While we can learn a lot about the sun by observing it in the visible spectrum, we can greatly expand on that knowledge by observing different wavelengths that are invisible to the human eye. By building specialized telescopes, we can learn about the sun’s composition, activity, and keep a closer and more accurate eye on the sun. Ultimately, this allows us to be better prepared for whatever the sun throws at us.
The images which are pictured were taken by NASA’s Solar Dynamic Observatory (SDO). It uses the Advanced Imaging Assembly (AIA) to observe the wavelengths of different (and specific) molecules as they move around. In addition, the SDO uses the Helioseismic and Magnetic Imager (HMI) which observes the general movements and magnetic properties of the photosphere. Of course, when you’re observing invisible wavelengths of light, or when you’re trying to filter out specific data, you must use false-coloring. And you are left with this…

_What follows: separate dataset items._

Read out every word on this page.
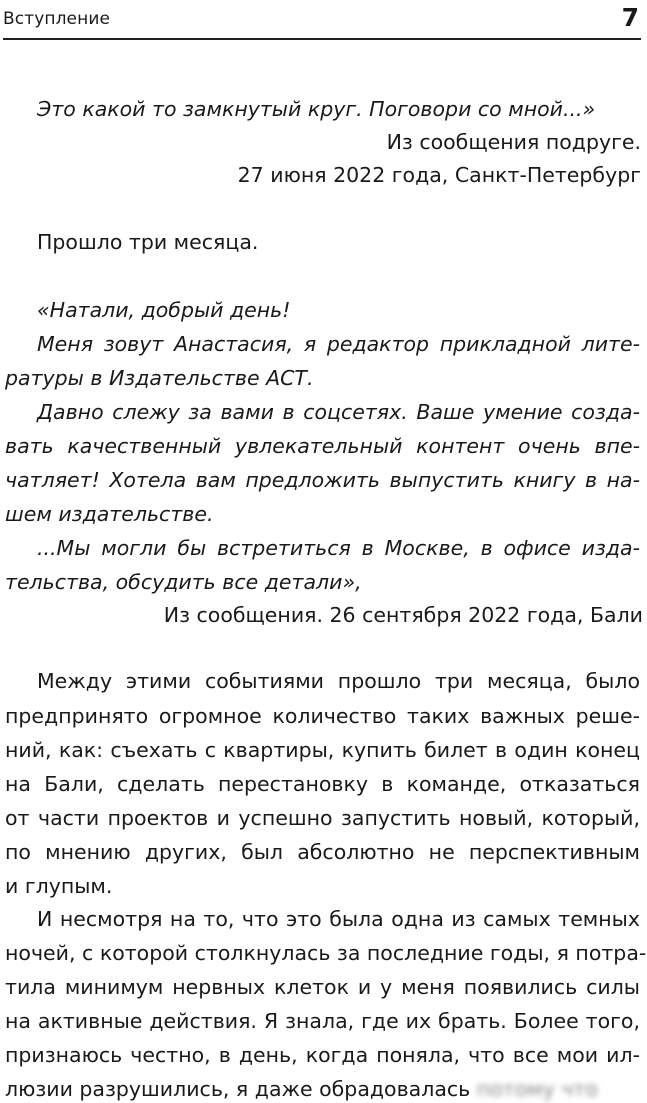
Вступление	7
Это какой то замкнутый круг. Поговори со мной...»
Из сообщения подруге.
27 июня 2022 года, Санкт-Петербург
Прошло три месяца.
«Натали, добрый день!
Меня зовут Анастасия, я редактор прикладной лите-
ратуры в Издательстве АСТ.
Давно слежу за вами в соцсетях. Ваше умение созда-
вать качественный увлекательный контент очень впе-
чатляет! Хотела вам предложить выпустить книгу в на-
шем издательстве.
...Мы могли бы встретиться в Москве, в офисе изда-
тельства, обсудить все детали»,
Из сообщения. 26 сентября 2022 года, Бали
Между этими событиями прошло три месяца, было
предпринято огромное количество таких важных реше-
ний, как: съехать с квартиры, купить билет в один конец
на Бали, сделать перестановку в команде, отказаться
от части проектов и успешно запустить новый, который,
по мнению других, был абсолютно не перспективным
и глупым.
И несмотря на то, что это была одна из самых темных
ночей, с которой столкнулась за последние годы, я потра-
тила минимум нервных клеток и у меня появились силы
на активные действия. Я знала, где их брать. Более того,
признаюсь честно, в день, когда поняла, что все мои ил-
люзии разрушились, я даже обрадовалась потому что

This picture shows 12 different wavelengths through which we observe the sun. Each wavelength has a specific purpose and a specific usefulness; each reveals a different piece of the puzzle. So, what do they all mean? (In an attempt to direct you to a picture for each explanation, I’ll treat the entire image like a grid starting from the upper-left corner). HMI Dopplergram (grey image, down-2 over-3): This image shows the velocity at which the photosphere (the sun’s surface) is moving.